Agilent Technologies, Inc. has recently released its 10-Q report, providing a detailed overview of its operations and financial performance. The company, incorporated in 1999 and headquartered in Santa Clara, California, operates in three segments: Life Sciences and Applied Markets, Diagnostics and Genomics, and Agilent CrossLab. It offers a wide range of solutions including instruments, software, services, and consumables for the entire laboratory workflow, catering to the life sciences, diagnostics, and applied chemical markets globally.

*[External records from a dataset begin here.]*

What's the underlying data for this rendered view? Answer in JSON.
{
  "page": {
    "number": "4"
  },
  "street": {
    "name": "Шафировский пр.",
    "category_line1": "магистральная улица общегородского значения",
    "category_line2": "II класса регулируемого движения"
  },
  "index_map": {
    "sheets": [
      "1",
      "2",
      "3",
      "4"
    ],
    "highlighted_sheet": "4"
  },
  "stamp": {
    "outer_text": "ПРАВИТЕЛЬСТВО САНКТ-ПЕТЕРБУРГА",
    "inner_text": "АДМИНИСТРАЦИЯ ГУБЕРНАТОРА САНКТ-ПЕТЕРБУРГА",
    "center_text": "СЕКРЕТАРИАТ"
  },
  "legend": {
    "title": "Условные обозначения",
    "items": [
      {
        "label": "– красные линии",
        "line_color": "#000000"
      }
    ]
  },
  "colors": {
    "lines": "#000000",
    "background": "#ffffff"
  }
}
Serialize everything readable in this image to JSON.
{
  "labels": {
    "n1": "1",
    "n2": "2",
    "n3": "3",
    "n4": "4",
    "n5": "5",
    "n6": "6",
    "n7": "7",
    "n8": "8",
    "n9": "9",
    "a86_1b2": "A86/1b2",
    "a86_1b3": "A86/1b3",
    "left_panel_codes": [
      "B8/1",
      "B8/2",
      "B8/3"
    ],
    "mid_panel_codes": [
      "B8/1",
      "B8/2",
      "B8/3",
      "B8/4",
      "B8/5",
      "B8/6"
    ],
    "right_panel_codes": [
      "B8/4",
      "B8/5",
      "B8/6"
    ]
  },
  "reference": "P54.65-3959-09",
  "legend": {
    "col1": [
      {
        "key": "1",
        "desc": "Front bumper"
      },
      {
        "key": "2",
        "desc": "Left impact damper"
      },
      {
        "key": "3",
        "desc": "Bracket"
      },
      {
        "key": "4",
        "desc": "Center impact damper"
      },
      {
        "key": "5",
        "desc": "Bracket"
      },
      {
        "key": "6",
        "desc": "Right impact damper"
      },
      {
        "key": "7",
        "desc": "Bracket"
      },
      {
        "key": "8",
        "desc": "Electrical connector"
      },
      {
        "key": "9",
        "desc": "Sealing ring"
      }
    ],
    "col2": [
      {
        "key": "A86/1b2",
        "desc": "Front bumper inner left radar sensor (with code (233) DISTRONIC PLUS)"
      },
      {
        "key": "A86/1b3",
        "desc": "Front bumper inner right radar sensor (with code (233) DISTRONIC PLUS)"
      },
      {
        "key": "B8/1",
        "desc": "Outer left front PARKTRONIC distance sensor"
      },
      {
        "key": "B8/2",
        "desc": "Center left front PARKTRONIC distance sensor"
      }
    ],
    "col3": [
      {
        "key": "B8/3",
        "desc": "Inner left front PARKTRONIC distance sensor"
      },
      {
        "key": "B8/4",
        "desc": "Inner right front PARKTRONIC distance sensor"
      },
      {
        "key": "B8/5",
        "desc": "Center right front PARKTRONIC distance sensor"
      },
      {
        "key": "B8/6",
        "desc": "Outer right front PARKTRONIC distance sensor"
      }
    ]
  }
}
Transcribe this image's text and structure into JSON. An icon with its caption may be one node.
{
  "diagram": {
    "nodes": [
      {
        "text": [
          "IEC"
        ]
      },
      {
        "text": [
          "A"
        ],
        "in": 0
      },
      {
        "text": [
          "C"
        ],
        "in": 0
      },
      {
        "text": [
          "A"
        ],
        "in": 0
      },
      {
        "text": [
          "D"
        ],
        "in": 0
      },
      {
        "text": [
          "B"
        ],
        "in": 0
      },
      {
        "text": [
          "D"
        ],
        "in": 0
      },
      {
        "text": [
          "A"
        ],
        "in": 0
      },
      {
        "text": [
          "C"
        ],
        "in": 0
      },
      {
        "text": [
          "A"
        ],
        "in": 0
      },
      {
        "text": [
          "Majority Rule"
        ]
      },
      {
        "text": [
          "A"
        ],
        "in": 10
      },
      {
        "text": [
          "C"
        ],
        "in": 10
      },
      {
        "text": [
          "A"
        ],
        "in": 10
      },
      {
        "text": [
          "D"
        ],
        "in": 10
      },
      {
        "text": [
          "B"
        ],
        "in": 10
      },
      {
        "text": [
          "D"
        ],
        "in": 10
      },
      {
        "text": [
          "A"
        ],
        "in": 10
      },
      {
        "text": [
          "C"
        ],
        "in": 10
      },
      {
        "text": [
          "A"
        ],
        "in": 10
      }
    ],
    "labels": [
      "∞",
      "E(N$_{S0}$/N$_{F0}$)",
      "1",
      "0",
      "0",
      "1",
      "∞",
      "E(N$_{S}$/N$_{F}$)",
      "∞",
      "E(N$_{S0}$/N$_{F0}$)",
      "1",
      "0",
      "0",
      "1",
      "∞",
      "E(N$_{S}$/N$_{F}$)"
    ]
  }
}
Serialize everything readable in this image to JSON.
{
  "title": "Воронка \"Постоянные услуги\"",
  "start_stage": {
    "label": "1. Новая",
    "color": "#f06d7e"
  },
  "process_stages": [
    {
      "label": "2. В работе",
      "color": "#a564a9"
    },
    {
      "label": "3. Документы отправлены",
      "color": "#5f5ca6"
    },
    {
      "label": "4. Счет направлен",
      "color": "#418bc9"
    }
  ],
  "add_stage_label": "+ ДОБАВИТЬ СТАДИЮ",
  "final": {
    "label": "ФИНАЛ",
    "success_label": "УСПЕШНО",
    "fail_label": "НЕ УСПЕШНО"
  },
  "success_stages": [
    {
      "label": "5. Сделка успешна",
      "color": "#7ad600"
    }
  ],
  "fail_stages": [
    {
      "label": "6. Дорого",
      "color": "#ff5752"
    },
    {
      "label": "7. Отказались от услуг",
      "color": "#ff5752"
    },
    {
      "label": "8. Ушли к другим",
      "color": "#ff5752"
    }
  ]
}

In the 10-Q report, Agilent Technologies, Inc. reported net revenue of $1,738 million and $5,087 million for the three and nine months ended July 31, 2025, marking a 10 percent and 6 percent increase, respectively, compared to the same periods last year. The company noted that the overall effect of foreign currency movements on revenue growth had a 2 percentage point favorable impact for the three months ended July 31, 2025. However, net income for the three and nine months ended July 31, 2025, was $336 million and $869 million, respectively, compared to net income of $282 million and $938 million for the corresponding periods last year. Cash provided by operations in the nine months ended July 31, 2025, was $1,014 million, compared to $1,270 million in the same period last year.
During the three and nine months ended July 31, 2025, Agilent Technologies, Inc. paid cash dividends of $0.248 per common share or $71 million and $0.744 per common share or $212 million, respectively, on the company's common stock. The company also repurchased and retired 737,474 shares for $85 million and 2.734 million shares for $340 million, respectively, under its 2023 repurchase program.
The report also highlighted the company's restructuring plans, with a focus on optimizing its management structure to better serve customers. In the second quarter of fiscal year 2025, Agilent announced a restructuring plan, with estimated annual cost savings of approximately $75 million to $80 million across its three business segments. The restructuring expense associated with this plan amounted to approximately $17 million and $73 million in the three and nine months ended July 31, 2025, respectively.